Our results confirmed the decisive role of IF in reducing low-grade systemic inflammation and OS and enhancing anti-inflammatory mechanisms, thereby improving the health conditions of individuals with obesity. Moreover, this provided an example of the epigenetic factors of the different Hp phenotypes in response to RIF and confirmed that Hp1-1 individuals had a higher anti-inflammatory response than Hp2-1 and Hp2-2 individuals. Because of the positive impact of IF on the health of individuals with obesity in developing and enhancing adipocytokine pathways, Hp2-2 expressed a higher anti-inflammatory response to RIF compared with Hp1-1. Therefore, we propose that IF contributes to health benefits for individuals with obesity in moderating and refining their oxidative and inflammatory mechanisms.
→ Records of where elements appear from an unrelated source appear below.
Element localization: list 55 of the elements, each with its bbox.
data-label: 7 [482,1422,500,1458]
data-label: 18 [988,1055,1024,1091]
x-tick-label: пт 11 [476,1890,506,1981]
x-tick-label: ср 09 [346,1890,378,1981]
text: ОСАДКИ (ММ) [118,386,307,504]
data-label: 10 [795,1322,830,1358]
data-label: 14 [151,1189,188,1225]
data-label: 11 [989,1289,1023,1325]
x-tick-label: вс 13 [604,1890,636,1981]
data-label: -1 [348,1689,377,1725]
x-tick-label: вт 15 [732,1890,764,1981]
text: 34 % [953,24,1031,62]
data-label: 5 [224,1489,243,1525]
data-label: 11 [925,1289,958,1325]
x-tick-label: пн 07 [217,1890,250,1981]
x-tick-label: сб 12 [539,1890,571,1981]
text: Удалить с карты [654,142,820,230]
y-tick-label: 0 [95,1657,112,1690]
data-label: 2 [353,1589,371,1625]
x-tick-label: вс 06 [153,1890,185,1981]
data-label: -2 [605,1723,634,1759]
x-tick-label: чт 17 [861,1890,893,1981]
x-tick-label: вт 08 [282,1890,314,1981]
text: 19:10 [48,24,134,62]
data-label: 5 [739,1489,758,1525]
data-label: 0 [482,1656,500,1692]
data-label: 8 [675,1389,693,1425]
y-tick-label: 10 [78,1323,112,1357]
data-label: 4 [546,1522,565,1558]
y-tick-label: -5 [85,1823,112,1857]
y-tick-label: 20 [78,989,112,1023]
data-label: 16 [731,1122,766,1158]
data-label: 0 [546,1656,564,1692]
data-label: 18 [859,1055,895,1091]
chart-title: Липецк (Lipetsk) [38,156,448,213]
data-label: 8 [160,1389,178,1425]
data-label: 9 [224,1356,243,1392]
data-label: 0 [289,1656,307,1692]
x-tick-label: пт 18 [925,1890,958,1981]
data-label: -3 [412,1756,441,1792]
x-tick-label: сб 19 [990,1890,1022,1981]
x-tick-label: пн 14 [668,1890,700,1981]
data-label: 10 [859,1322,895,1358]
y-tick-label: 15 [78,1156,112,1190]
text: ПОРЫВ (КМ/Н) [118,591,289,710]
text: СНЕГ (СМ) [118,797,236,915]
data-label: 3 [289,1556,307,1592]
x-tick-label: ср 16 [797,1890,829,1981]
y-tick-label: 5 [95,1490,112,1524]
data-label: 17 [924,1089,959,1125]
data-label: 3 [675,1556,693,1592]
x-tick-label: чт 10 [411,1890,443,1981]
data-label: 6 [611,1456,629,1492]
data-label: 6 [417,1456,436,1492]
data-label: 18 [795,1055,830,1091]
In conclusion, four consecutive weeks of dawn-to-sunset IF was found to significantly and variably affect the anthropometric, metabolic, and inflammatory markers in relation to Hp polymorphisms. Our results confirmed the decisive role of IF in reducing low-grade systemic inflammation and OS and enhancing anti-inflammatory mechanisms, thereby improving the health conditions of individuals with obesity. Moreover, this provides an example of the epigenetic factors of the different Hp phenotypes in response to IF and confirmed that Hp1-1 individuals had a higher anti-inflammatory response than Hp2-1 and Hp2-2 individuals.